"I can help you with Ketchum," Injun Jane told Pam. "I suppose he's passed out somewhere--if so, I can carry him easier than Cookie can."
"He's passed out naked on the toilet, and I ain't got but one toilet," Pam said to Dominic, not looking at Jane.
"I hope he was just reading," the cook replied.
Ketchum appeared to be making his dogged way through Dominic Baciagalupo's books, which were really Dominic's mother's books and Rosie's beloved novels. For someone who'd left school when he was younger than Danny, Ketchum read the books he borrowed with a determination bordering on lunacy. He returned the books to the cook with words circled on almost every page--not underlined passages, or even complete sentences, but just isolated words. (Danny wondered if his mom had taught Ketchum to read that way.)

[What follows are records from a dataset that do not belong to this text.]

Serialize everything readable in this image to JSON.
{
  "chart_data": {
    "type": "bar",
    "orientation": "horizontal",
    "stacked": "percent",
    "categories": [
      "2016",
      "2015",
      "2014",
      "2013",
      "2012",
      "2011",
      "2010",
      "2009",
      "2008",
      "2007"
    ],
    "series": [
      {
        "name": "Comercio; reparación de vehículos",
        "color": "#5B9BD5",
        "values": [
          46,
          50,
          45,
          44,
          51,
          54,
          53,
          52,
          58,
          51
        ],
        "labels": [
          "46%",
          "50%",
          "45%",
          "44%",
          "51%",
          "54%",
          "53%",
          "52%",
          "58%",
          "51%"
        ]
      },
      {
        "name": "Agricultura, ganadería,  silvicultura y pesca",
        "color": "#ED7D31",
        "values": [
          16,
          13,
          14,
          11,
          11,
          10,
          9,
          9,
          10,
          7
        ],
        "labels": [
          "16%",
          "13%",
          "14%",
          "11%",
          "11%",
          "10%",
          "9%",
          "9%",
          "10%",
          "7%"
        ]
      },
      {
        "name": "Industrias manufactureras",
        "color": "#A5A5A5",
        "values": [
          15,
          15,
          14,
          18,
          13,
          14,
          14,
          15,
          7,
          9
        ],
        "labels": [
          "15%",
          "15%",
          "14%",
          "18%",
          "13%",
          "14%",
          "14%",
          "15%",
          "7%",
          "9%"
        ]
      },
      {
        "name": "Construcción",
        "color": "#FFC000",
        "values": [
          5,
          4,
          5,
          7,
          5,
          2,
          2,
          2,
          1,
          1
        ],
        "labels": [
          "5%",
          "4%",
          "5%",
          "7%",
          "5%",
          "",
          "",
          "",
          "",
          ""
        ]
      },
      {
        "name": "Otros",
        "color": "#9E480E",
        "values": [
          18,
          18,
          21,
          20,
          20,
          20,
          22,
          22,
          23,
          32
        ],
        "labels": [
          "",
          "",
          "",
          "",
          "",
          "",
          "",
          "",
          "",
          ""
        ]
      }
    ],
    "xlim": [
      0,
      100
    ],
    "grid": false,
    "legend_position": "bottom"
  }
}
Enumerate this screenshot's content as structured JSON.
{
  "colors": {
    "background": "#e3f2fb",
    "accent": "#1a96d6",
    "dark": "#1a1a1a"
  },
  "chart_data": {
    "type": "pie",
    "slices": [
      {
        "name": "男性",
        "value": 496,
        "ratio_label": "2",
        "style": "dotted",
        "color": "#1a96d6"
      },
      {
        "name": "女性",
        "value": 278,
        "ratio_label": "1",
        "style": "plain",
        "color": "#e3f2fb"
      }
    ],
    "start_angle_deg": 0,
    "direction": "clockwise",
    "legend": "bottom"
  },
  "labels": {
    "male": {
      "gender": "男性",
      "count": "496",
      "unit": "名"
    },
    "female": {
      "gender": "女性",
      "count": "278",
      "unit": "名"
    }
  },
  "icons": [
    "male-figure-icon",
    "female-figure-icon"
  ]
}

Once young Dan had made a list of the words Ketchum had circled in his mother's copy of Hawthorne's The Scarlet Letter. Collectively, the words made no sense at all.
symbolize
whippingpost
sex
malefactresses
pang
bosom
embroidered
writhing
ignominious
matronly
tremulous
punishment
salvation
plaintive
wailings
possessed
misbegotten
sinless
innermost
retribution
paramour
besmirches
hideous
And these were only the words Ketchum had circled in the first four chapters!
"What do you suppose he's thinking?" Danny had asked his dad. The cook had held his tongue, though it was hard to resist the temptation to reply. Surely "sex" and "bosom" were much on Ketchum's mind; as for "malefactresses," Ketchum had known some. (Six-Pack Pam among them!) Regarding the "paramour," Dominic Baciagalupo was more of an authority than he wanted to be--the hell with what Ketchum made of the word! And considering "whippingpost" and "writhing"--not to mention "wailings," "misbegotten," "besmirches," and "hideous"--the cook had no desire to investigate Ketchum's prurient interest in those words.